Колман, сидевший рядом с Эбнером, вдруг оживился:
– А я согласен. Тема в тренде. Типа мистическая связь… Между русскими… Мы и они, которые за Уралом…
Эбнер повернулся к нему всем корпусом:
– Заткнулся и сел.
Официант что-то шептал на ухо хлюпику. Тот промокнул губы и вышел из комнаты.

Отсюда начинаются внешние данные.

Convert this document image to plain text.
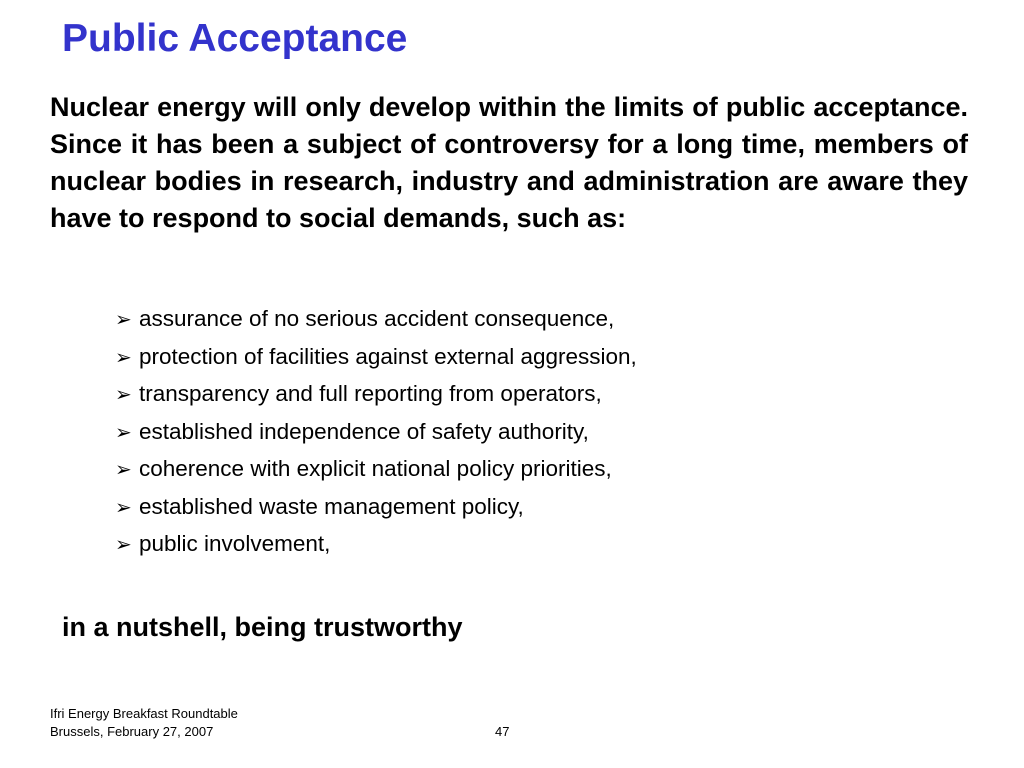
Public Acceptance

Nuclear energy will only develop within the limits of public acceptance. Since it has been a subject of controversy for a long time, members of nuclear bodies in research, industry and administration are aware they have to respond to social demands, such as:

➢ assurance of no serious accident consequence,
➢ protection of facilities against external aggression,
➢ transparency and full reporting from operators,
➢ established independence of safety authority,
➢ coherence with explicit national policy priorities,
➢ established waste management policy,
➢ public involvement,

in a nutshell, being trustworthy

Ifri Energy Breakfast Roundtable
Brussels, February 27, 2007	47
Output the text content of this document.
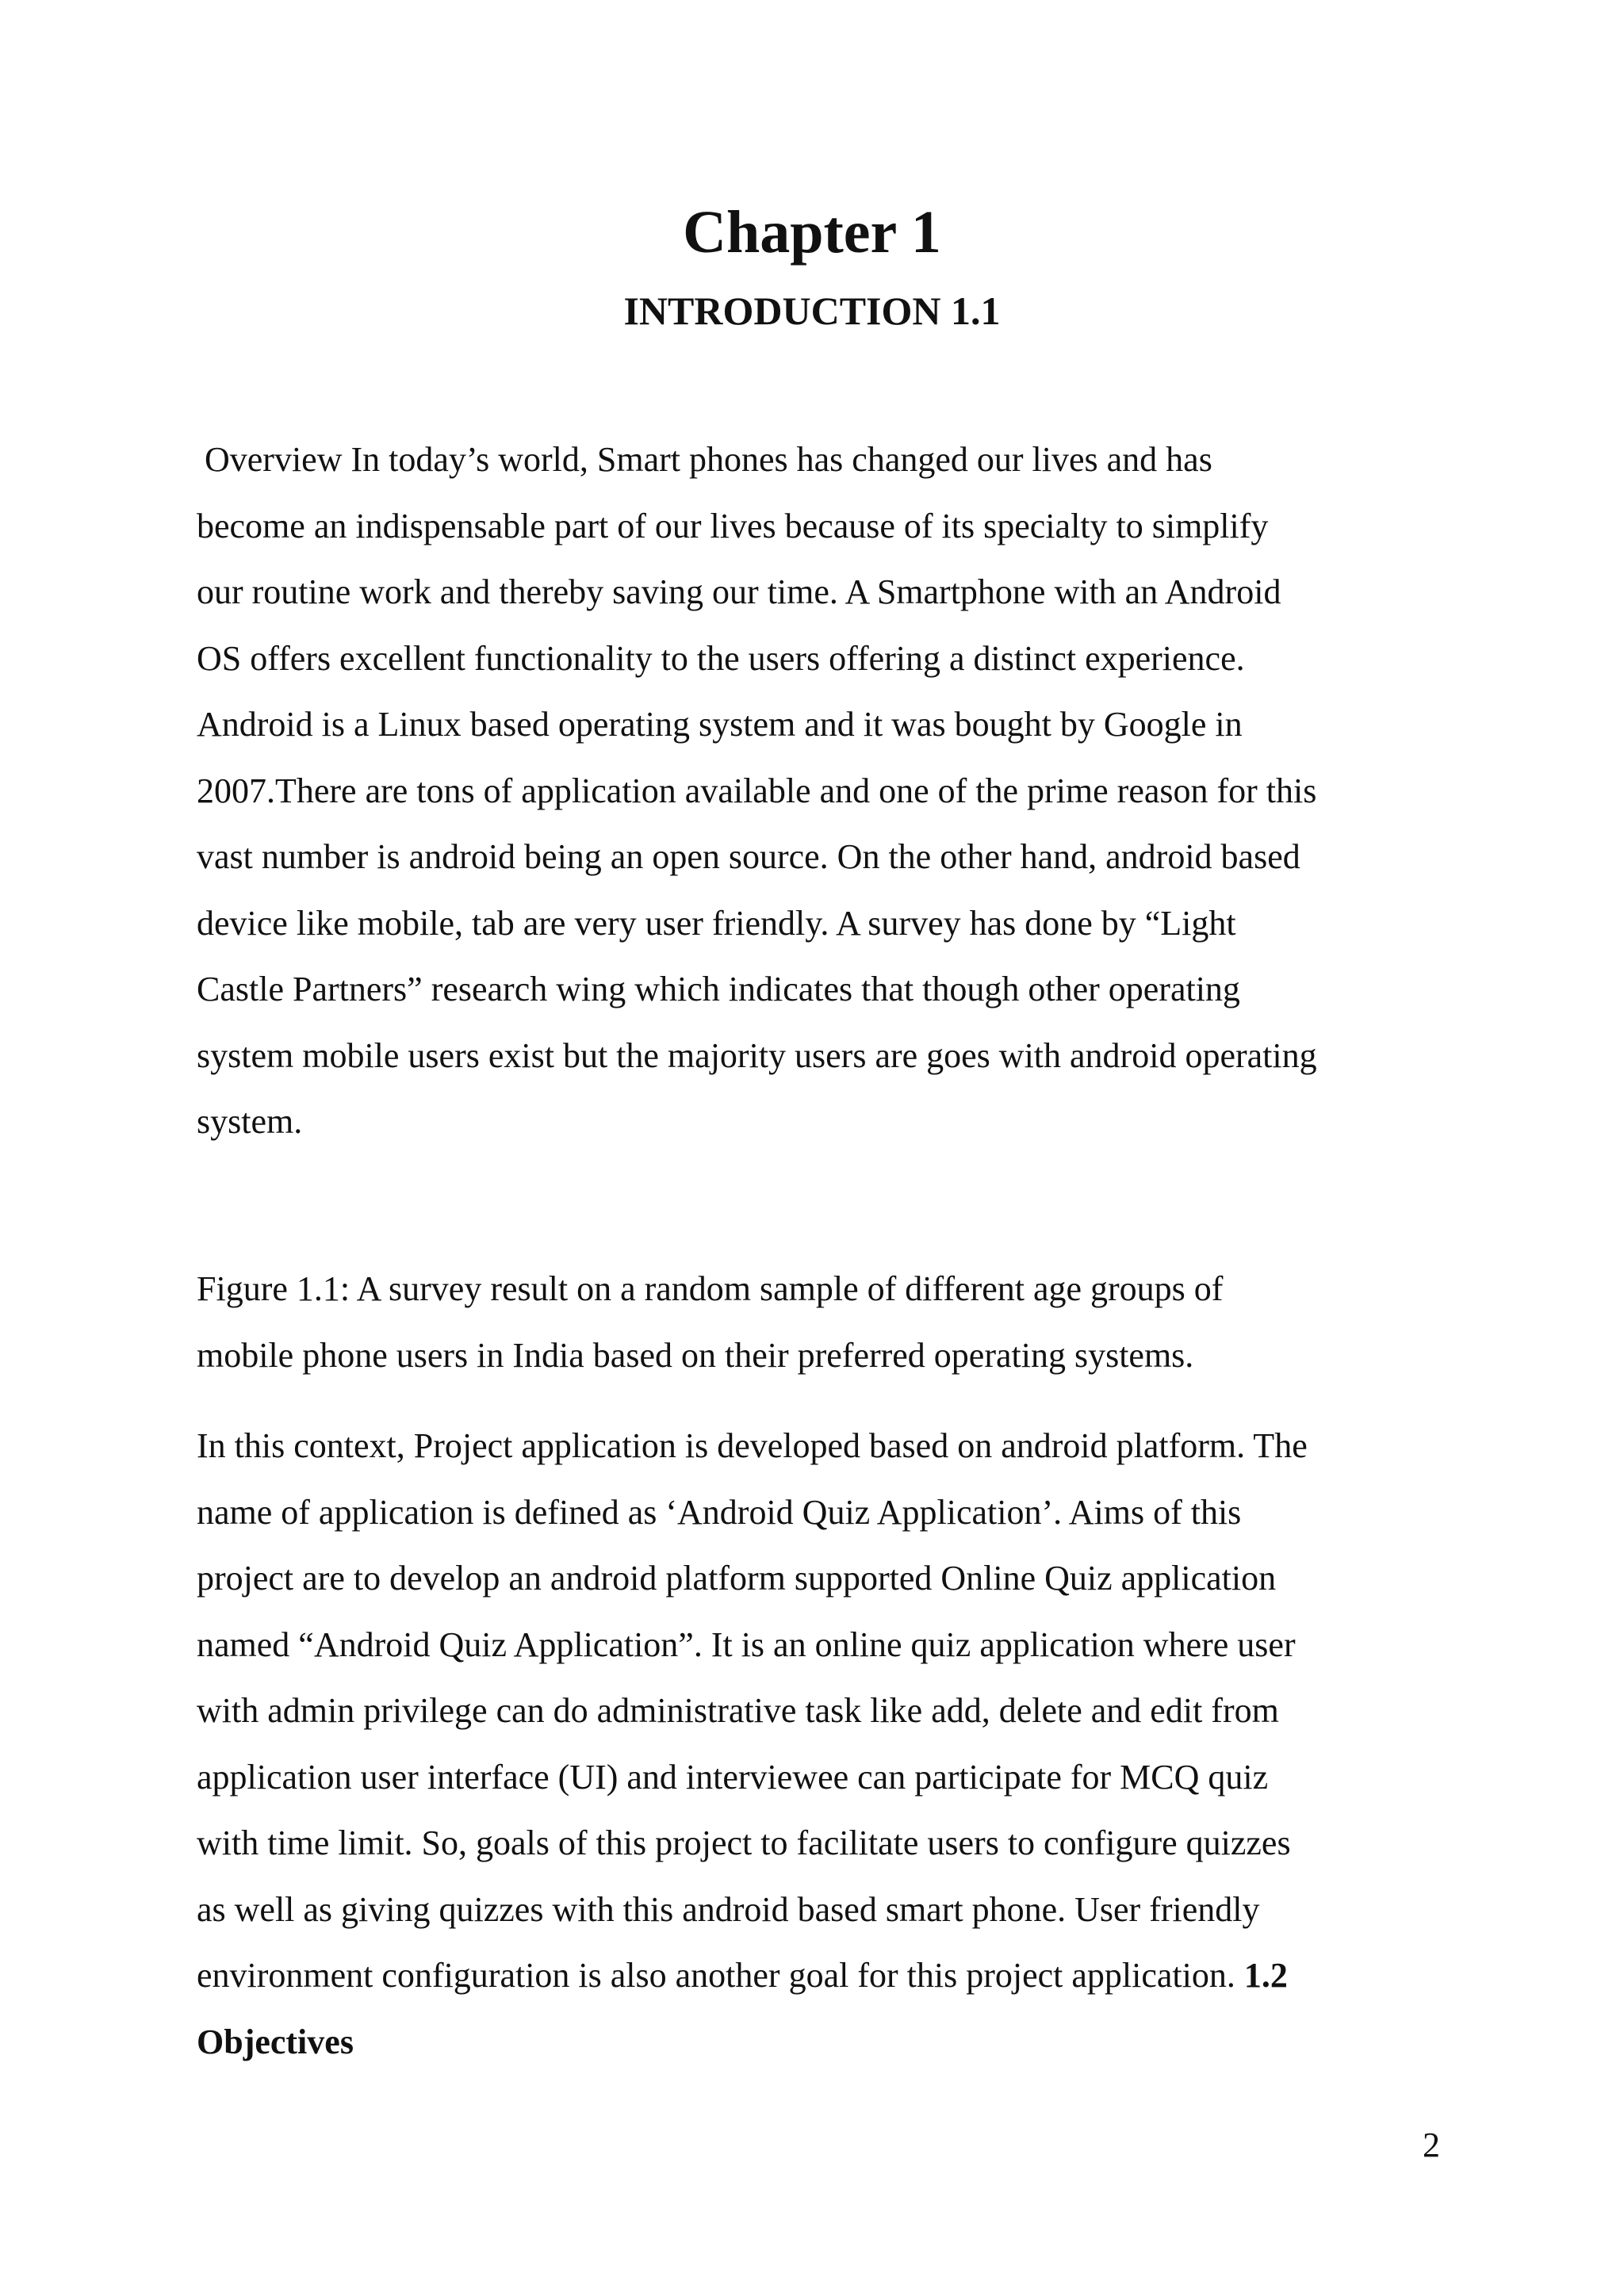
Chapter 1
INTRODUCTION 1.1

Overview In today’s world, Smart phones has changed our lives and has
become an indispensable part of our lives because of its specialty to simplify
our routine work and thereby saving our time. A Smartphone with an Android
OS offers excellent functionality to the users offering a distinct experience.
Android is a Linux based operating system and it was bought by Google in
2007.There are tons of application available and one of the prime reason for this
vast number is android being an open source. On the other hand, android based
device like mobile, tab are very user friendly. A survey has done by “Light
Castle Partners” research wing which indicates that though other operating
system mobile users exist but the majority users are goes with android operating
system.

Figure 1.1: A survey result on a random sample of different age groups of
mobile phone users in India based on their preferred operating systems.

In this context, Project application is developed based on android platform. The
name of application is defined as ‘Android Quiz Application’. Aims of this
project are to develop an android platform supported Online Quiz application
named “Android Quiz Application”. It is an online quiz application where user
with admin privilege can do administrative task like add, delete and edit from
application user interface (UI) and interviewee can participate for MCQ quiz
with time limit. So, goals of this project to facilitate users to configure quizzes
as well as giving quizzes with this android based smart phone. User friendly
environment configuration is also another goal for this project application. 1.2
Objectives

2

Они с Гансом – следом. Он бы еще посидел, да Ганс куда-то спешил. Последнее, что он отметил, надевая куртку: красный телефонный аппарат. В прихожей, на стене. «Почему же я раньше не заметил? – и вдруг вспомнил: – Как тогда, в поезде. Похож на стоп-кран. Тоже красный. И тоже на стенке…»
Приложив трубку к уху, хлюпик кивал, терзая витой шнур: то вертел, то растягивал, будто проверяя его на прочность…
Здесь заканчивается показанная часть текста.